Terkadang memang disaat keinginan sangat kuat dan kebutuhan mendesak, kita cenderung menuntut. Meminta dengan nada yang sedikit memaksa, atau meminta disaat yang tak tepat seperti ketika suami lelah sehabis menjeput rizki diluar rumah seharian. Tentu kita sering mendengar nasehat ‘sambutlah suami dengan senyum terbaik ketika pulang lelah bekerja,’ tetapi kadang ketika keadaan tengah sulit dan hidup serba kekurangan sulit sekali melakukan hal tersebut. Astagfirullah, mari sama-sama beristighfar saudariku, saya pun tak luput dari kekhilafan yang demikian. Sesungguhnya اَللّهُ Swt. Maha Mengetahui keadaan setiap hambaNya, Ia tidak lalai dan tak pernah dzalim. Namun, kitalah sebagai hamba yang sering lalai dan menganiaya diri sendiri dengan segala khilaf dan mengabaikan perintah dan laranganNya. Kesempitan dan kelapangan yang kita alami tiada luput dari kehendakNya.
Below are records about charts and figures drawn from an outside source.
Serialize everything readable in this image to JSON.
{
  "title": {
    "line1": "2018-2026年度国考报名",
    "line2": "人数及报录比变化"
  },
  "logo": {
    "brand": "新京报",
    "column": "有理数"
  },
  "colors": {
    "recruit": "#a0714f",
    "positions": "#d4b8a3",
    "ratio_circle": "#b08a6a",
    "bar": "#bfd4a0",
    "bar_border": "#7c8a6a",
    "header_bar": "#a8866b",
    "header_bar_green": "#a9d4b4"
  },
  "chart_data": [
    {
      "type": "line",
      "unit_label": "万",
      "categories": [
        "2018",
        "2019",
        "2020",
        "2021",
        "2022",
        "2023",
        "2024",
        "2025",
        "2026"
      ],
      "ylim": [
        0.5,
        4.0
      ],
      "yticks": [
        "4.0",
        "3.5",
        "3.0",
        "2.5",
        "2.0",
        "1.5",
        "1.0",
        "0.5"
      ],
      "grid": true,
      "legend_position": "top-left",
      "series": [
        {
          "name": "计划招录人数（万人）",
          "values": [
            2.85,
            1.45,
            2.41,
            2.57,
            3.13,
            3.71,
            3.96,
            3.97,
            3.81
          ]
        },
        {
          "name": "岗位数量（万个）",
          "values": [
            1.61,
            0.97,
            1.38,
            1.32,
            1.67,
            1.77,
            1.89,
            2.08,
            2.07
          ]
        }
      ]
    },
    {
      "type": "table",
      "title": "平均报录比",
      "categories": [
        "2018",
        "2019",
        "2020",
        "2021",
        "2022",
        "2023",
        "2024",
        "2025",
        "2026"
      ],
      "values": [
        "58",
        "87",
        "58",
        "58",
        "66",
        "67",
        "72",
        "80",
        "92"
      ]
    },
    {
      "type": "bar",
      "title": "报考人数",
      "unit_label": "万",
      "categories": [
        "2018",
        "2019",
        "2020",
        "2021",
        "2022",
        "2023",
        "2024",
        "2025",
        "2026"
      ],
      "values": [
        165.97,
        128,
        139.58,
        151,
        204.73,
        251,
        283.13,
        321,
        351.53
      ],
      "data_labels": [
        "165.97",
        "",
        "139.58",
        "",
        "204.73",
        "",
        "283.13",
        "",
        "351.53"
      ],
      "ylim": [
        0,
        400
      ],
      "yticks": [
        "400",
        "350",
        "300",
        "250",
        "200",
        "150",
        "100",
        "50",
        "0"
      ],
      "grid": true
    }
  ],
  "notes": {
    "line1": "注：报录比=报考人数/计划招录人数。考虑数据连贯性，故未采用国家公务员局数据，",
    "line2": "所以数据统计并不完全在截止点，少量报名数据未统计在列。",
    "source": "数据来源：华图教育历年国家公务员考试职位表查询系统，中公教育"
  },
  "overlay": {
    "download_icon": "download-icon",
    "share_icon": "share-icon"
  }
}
“Allah melapangkan rizki bagi siapa yang dikendaki diantara hamba-hambaNya dan Dia pula yang menyempitkan baginya. Sesungguhnya Allah maha mengetahui segala sesuatu.” (QS Al Ankabuut : 62)
Bermuhasabah dan selalu bertawakal kepada اَللّهُ Swt. adalah jalan yang terbaik. Mari kita saling mengingatkan untuk selalu meningkatkan kualitas diri melalui ibadah dan amalan kebaikan. Berkomunikasilah dengan cara-cara yang baik dan lemah lembut bersama pasangan untuk meminta sesuatu dan salinglah mendukung untuk bersama-sama menghadapi kehidupan disaat lapang maupun sempit. Dan teruslah berdoa pada Yang Maha Memberi untuk segala asa dan cita yang belum terpenuhi.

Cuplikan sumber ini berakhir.